As the team trekked around the roughly 3-mile-wide lake looking for these microbes, they noticed rocks covered in a strange structure that Borges said look almost like miniature trees made of rock.

“[Salvatore] was able to make this connection that these look really similar to what was found in Gusev crater on Mars,” Borges said.

This crater was the landing site for the Mars Exploration Rover, Spirit.

On Earth, these rock structures, often called microstromatolites, have been otherwise found only in hot springs, where they are created by microorganisms that live in these extreme temperatures.

Biosignatures

Borges’ project aims to determine if these structures, as seen in Antarctica, are forming through similar biological processes and organisms as those in the hot springs, which could have implications for the Mars research. If life is not involved in the processes, Borges said it could indicate that previous research on these Martian structures — claiming they are an indicator of life on the Red Planet — is a “false positive biosignature.”

“I really like the project because it’s trying to understand something new between biology and geology and how that correlates to potential life on Mars and our understanding of what a signature for life could look like,” Borges said. “I was very interested in paleontology growing up and that has a lot to do with geobiology, so it’s kind of like I’ve come full circle. If we ever do find life on another planet, it would be really awesome to be an astropaleontologist.”

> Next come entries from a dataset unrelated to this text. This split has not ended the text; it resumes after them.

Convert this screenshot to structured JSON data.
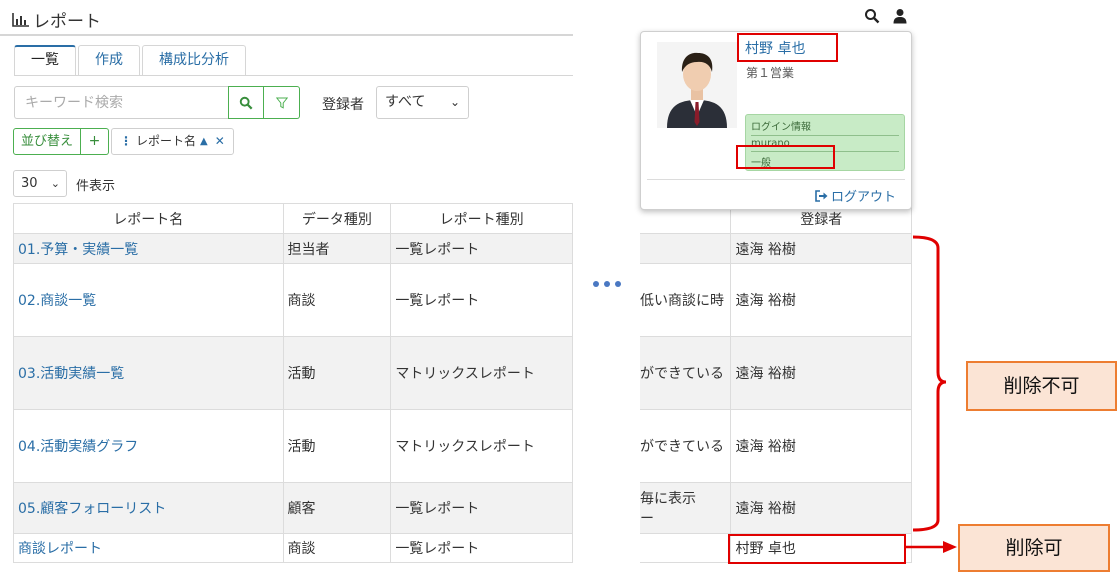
{
  "app": {
    "title": "レポート"
  },
  "header_icons": [
    "search-icon",
    "user-icon"
  ],
  "tabs": [
    {
      "label": "一覧",
      "active": true
    },
    {
      "label": "作成",
      "active": false
    },
    {
      "label": "構成比分析",
      "active": false
    }
  ],
  "search": {
    "placeholder": "キーワード検索",
    "value": ""
  },
  "registrant_filter": {
    "label": "登録者",
    "selected": "すべて"
  },
  "sort": {
    "button_label": "並び替え",
    "add_label": "+",
    "chip_label": "レポート名",
    "chip_direction": "▲"
  },
  "page_size": {
    "value": "30",
    "suffix": "件表示"
  },
  "table": {
    "headers": [
      "レポート名",
      "データ種別",
      "レポート種別"
    ],
    "rows": [
      {
        "name": "01.予算・実績一覧",
        "data_type": "担当者",
        "report_type": "一覧レポート"
      },
      {
        "name": "02.商談一覧",
        "data_type": "商談",
        "report_type": "一覧レポート"
      },
      {
        "name": "03.活動実績一覧",
        "data_type": "活動",
        "report_type": "マトリックスレポート"
      },
      {
        "name": "04.活動実績グラフ",
        "data_type": "活動",
        "report_type": "マトリックスレポート"
      },
      {
        "name": "05.顧客フォローリスト",
        "data_type": "顧客",
        "report_type": "一覧レポート"
      },
      {
        "name": "商談レポート",
        "data_type": "商談",
        "report_type": "一覧レポート"
      }
    ]
  },
  "right_table": {
    "header": "登録者",
    "rows": [
      {
        "desc": "",
        "registrant": "遠海 裕樹"
      },
      {
        "desc": "低い商談に時",
        "registrant": "遠海 裕樹"
      },
      {
        "desc": "ができている",
        "registrant": "遠海 裕樹"
      },
      {
        "desc": "ができている",
        "registrant": "遠海 裕樹"
      },
      {
        "desc": "毎に表示",
        "desc2": "ー",
        "registrant": "遠海 裕樹"
      },
      {
        "desc": "",
        "registrant": "村野 卓也"
      }
    ]
  },
  "user_popup": {
    "name": "村野 卓也",
    "department": "第１営業",
    "login_info_label": "ログイン情報",
    "login_id": "murano",
    "role": "一般",
    "logout_label": "ログアウト"
  },
  "annotations": {
    "not_deletable": "削除不可",
    "deletable": "削除可",
    "highlight_color": "#e00000",
    "callout_color": "#ed7d31"
  }
}
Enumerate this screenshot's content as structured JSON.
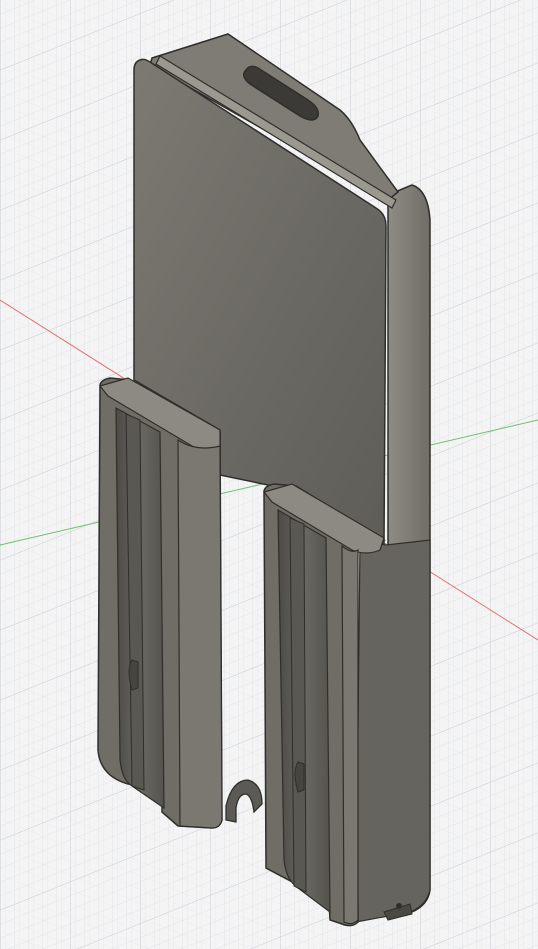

The project will be challenging, though, and require meticulous lab work. Borges said they have already completed some initial observations, finding what appears to be microfossils. The key to the project, though, is finding a way to determine if these creatures created the structures or if they were simply trapped inside.

“I may never be able to say [the microstromatolites] are forming under the influence of biology just because, on Earth, biology is everywhere and on Mars, the assumption is it’s nowhere,” Borges said. “Not having an environment that is devoid of any type of life on Earth makes it challenging, especially with regards to the project, which is trying to understand this relationship.”

Their project on the microstromatolites will officially begin in August, as they wrap up their 2-year-old paper that presents findings from the Antarctica trip.